Die Opferschale zu Alt Jabel
Im Jahre 1229 hatten Mönche aus Amelungsborn (nahe der Weser) in Eldena ein neues Kloster errichtet und predigten von hier aus das Christentum, aber zunächst mit wenig Erfolg. Da schritt man zum Bau der Jabelschen Kirche, der ersten im Kern der gewaltigen Jabelheide.
Aber die Slawen hielten sich vom Christentum fern und dienten ihren eigenen Göttern. Sie standen im Bann und in der Gewalt der eigenen Priester, die mit furchtbarer Rache der alten Götter drohten, wenn die Slawen Christen würden. Außerdem haßte man die christlichen Priester und die Nonnen aus Eldena, denn in ihnen sah man die Vertreter der Sachsen, die unter Führung Heinrichs des Löwen in erbarmungslosen Kämpfen die meisten ihrer Dorfbewohner erschlagen oder vertrieben und ihnen die Heimat genommen hatten. Auch verstanden die Slawen die Predigten der christlichen Glaubensboten schlecht oder gar nicht; denn diese beherrschten die slawische Sprache nicht, predigten deutsch, und außerdem wandte man in den eigentlichen Gottesdiensten fast nur die lateinische Sprache an.

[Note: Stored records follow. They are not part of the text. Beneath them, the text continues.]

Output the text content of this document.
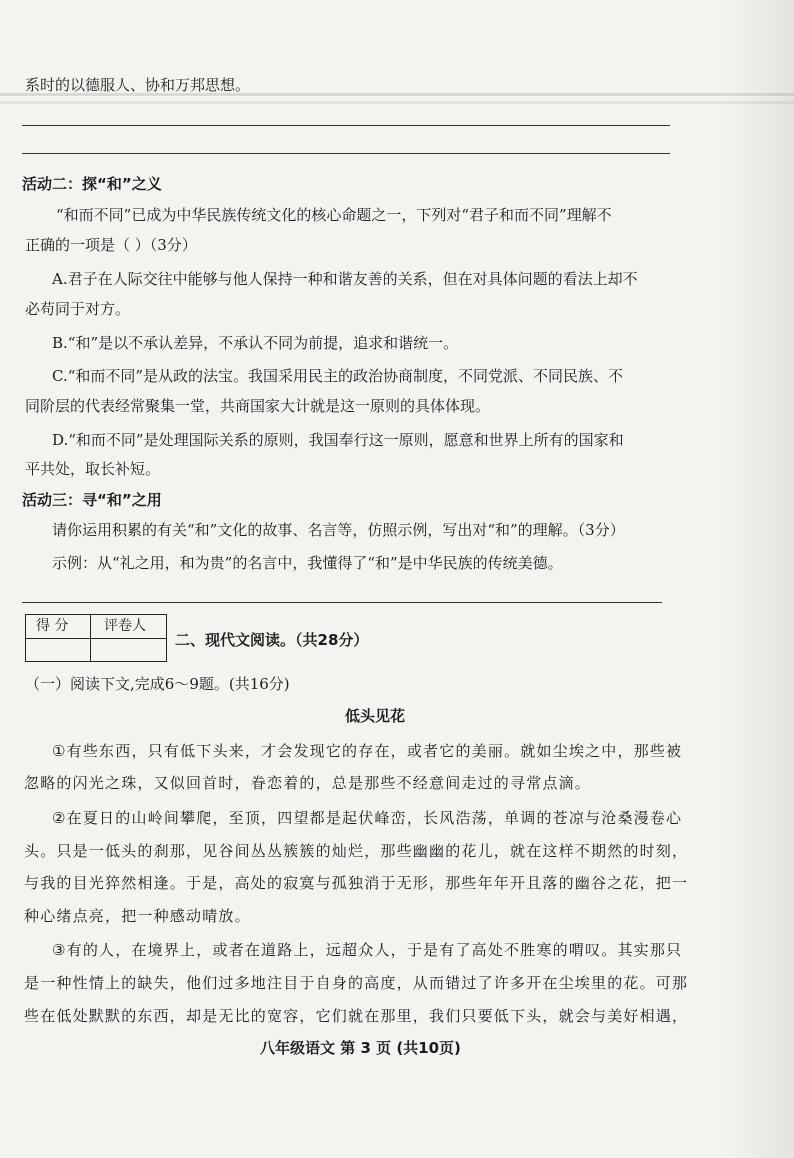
系时的以德服人、协和万邦思想。
活动二：探“和”之义
“和而不同”已成为中华民族传统文化的核心命题之一，下列对“君子和而不同”理解不
正确的一项是（ ）（3分）
A.君子在人际交往中能够与他人保持一种和谐友善的关系，但在对具体问题的看法上却不
必苟同于对方。
B.“和”是以不承认差异，不承认不同为前提，追求和谐统一。
C.“和而不同”是从政的法宝。我国采用民主的政治协商制度，不同党派、不同民族、不
同阶层的代表经常聚集一堂，共商国家大计就是这一原则的具体体现。
D.“和而不同”是处理国际关系的原则，我国奉行这一原则，愿意和世界上所有的国家和
平共处，取长补短。
活动三：寻“和”之用
请你运用积累的有关“和”文化的故事、名言等，仿照示例，写出对“和”的理解。（3分）
示例：从“礼之用，和为贵”的名言中，我懂得了“和”是中华民族的传统美德。
得 分	评卷人
二、现代文阅读。（共28分）
（一）阅读下文,完成6～9题。(共16分)
低头见花
①有些东西，只有低下头来，才会发现它的存在，或者它的美丽。就如尘埃之中，那些被
忽略的闪光之珠，又似回首时，眷恋着的，总是那些不经意间走过的寻常点滴。
②在夏日的山岭间攀爬，至顶，四望都是起伏峰峦，长风浩荡，单调的苍凉与沧桑漫卷心
头。只是一低头的刹那，见谷间丛丛簇簇的灿烂，那些幽幽的花儿，就在这样不期然的时刻，
与我的目光猝然相逢。于是，高处的寂寞与孤独消于无形，那些年年开且落的幽谷之花，把一
种心绪点亮，把一种感动晴放。
③有的人，在境界上，或者在道路上，远超众人，于是有了高处不胜寒的喟叹。其实那只
是一种性情上的缺失，他们过多地注目于自身的高度，从而错过了许多开在尘埃里的花。可那
些在低处默默的东西，却是无比的宽容，它们就在那里，我们只要低下头，就会与美好相遇，
八年级语文 第 3 页 (共10页)
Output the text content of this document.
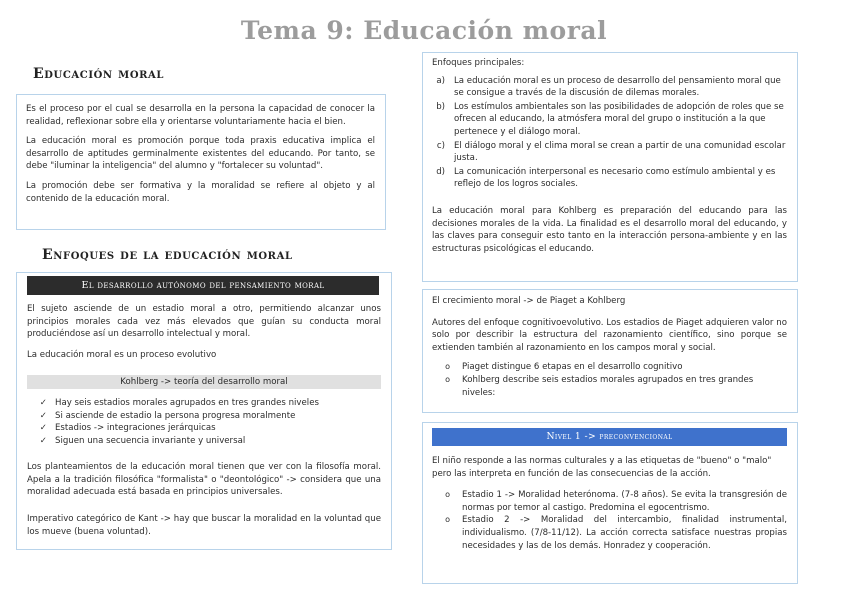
Tema 9: Educación moral
Educación moral

Es el proceso por el cual se desarrolla en la persona la capacidad de conocer la realidad, reflexionar sobre ella y orientarse voluntariamente hacia el bien.

La educación moral es promoción porque toda praxis educativa implica el desarrollo de aptitudes germinalmente existentes del educando. Por tanto, se debe "iluminar la inteligencia" del alumno y "fortalecer su voluntad".

La promoción debe ser formativa y la moralidad se refiere al objeto y al contenido de la educación moral.

Enfoques de la educación moral
El desarrollo autónomo del pensamiento moral
El sujeto asciende de un estadio moral a otro, permitiendo alcanzar unos principios morales cada vez más elevados que guían su conducta moral produciéndose así un desarrollo intelectual y moral.
La educación moral es un proceso evolutivo
Kohlberg -> teoría del desarrollo moral
✓ Hay seis estadios morales agrupados en tres grandes niveles
✓ Si asciende de estadio la persona progresa moralmente
✓ Estadios -> integraciones jerárquicas
✓ Siguen una secuencia invariante y universal
Los planteamientos de la educación moral tienen que ver con la filosofía moral. Apela a la tradición filosófica "formalista" o "deontológico" -> considera que una moralidad adecuada está basada en principios universales.
Imperativo categórico de Kant -> hay que buscar la moralidad en la voluntad que los mueve (buena voluntad).
Enfoques principales:
a)	La educación moral es un proceso de desarrollo del pensamiento moral que se consigue a través de la discusión de dilemas morales.
b)	Los estímulos ambientales son las posibilidades de adopción de roles que se ofrecen al educando, la atmósfera moral del grupo o institución a la que pertenece y el diálogo moral.
c)	El diálogo moral y el clima moral se crean a partir de una comunidad escolar justa.
d)	La comunicación interpersonal es necesario como estímulo ambiental y es reflejo de los logros sociales.

La educación moral para Kohlberg es preparación del educando para las decisiones morales de la vida. La finalidad es el desarrollo moral del educando, y las claves para conseguir esto tanto en la interacción persona-ambiente y en las estructuras psicológicas el educando.

El crecimiento moral -> de Piaget a Kohlberg

Autores del enfoque cognitivoevolutivo. Los estadios de Piaget adquieren valor no solo por describir la estructura del razonamiento científico, sino porque se extienden también al razonamiento en los campos moral y social.

o	Piaget distingue 6 etapas en el desarrollo cognitivo
o	Kohlberg describe seis estadios morales agrupados en tres grandes niveles:
Nivel 1 -> preconvencional

El niño responde a las normas culturales y a las etiquetas de "bueno" o "malo" pero las interpreta en función de las consecuencias de la acción.

o	Estadio 1 -> Moralidad heterónoma. (7-8 años). Se evita la transgresión de normas por temor al castigo. Predomina el egocentrismo.
o	Estadio 2 -> Moralidad del intercambio, finalidad instrumental, individualismo. (7/8-11/12). La acción correcta satisface nuestras propias necesidades y las de los demás. Honradez y cooperación.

Dem Kloster Eldena war eine steinerne Opferschale in die Hände gefallen. In dieser Schale war einst das Blut der den Göttern dargebrachten Menschen und Opfertiere aufgefangen worden.
Zur Einweihung der neuen Kirche in Jabel im Jahre 1256 hatte man die slawische Bevölkerung aus dem Heidegebiet zusammengetrieben. Die Nonnen aus Eldena waren in ihrem feierlichsten weißen Ornat erschienen. Der beste Prediger, der Bruder Lienhard, hielt die Weihpredigt. Auch einige kirchliche Gesandte aus der Bischofsstadt Ratzeburg waren erschienen.
Im feurigen Eifer erzählte Bruder Lienhard den Slawen von der Allgewalt des Christengottes und von der Ohnmacht ihrer eigenen Götter. Alles, was ihre eigenen Götter ihnen bislang vorgeredet hätten, sei unwahr. Das würde er ihnen jetzt handgreiflich beweisen.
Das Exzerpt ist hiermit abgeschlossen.